There isn’t a single mention, anywhere in the article (a long one btw), about 1) learning about what sends patients down the path of addiction in the first place – their past/trauma, 2) methods to treat beyond a band-aid, substitute med. There’s nothing wrong w mentioning some of the meds that can be transition tools to help ppl get sober, but there’s not a thing about trauma-informed treatments, in an article about doctors proactively attacking addiction??
Why is this? What’s the issue? It’s the same reason why you rarely read articles or see TV segments about programs that are WORKING to help ppl.

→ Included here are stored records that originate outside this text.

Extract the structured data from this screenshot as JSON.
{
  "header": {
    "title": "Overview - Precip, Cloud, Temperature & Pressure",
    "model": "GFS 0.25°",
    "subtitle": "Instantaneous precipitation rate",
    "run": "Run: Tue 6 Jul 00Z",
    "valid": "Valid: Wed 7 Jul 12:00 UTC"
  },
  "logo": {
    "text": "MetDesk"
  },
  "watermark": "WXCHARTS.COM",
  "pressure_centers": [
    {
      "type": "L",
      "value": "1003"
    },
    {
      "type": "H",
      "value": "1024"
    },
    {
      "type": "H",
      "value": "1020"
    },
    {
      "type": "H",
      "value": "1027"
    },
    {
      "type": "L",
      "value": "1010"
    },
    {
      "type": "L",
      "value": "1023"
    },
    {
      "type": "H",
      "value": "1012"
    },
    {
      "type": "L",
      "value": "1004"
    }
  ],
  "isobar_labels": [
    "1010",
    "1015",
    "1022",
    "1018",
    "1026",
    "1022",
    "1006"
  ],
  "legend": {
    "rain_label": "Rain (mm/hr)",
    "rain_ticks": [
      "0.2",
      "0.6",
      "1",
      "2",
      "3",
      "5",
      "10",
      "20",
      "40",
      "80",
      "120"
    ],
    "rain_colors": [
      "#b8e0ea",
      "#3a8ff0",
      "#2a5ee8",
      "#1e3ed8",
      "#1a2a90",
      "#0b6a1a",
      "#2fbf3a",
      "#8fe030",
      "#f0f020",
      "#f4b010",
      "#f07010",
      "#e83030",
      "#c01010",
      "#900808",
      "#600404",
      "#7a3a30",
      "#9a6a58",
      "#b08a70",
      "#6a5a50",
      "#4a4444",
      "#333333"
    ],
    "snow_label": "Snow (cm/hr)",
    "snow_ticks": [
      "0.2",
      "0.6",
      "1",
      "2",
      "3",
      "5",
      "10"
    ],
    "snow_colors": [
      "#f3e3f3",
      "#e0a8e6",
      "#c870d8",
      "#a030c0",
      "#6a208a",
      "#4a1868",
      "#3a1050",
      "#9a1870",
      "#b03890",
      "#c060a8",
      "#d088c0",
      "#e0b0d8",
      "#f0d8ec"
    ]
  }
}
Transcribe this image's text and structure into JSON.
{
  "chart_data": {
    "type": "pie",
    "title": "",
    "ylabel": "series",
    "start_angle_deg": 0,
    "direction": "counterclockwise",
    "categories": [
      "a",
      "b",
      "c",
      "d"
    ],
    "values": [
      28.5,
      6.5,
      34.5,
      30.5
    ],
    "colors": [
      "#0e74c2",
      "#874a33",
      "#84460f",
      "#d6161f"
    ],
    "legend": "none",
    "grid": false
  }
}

Big pharma controls the narrative bc they control the advertising $’s that fund these papers like The Globe.
Google big pharma & Boston Globe & see what you find. I did, & it’s article upon article about how companies like Pfizer are paying billions to get editorials written – where their drugs are named, where the articles seem organic, but are instead nothing more than advertisements in disguise. Once again, our system is way broken.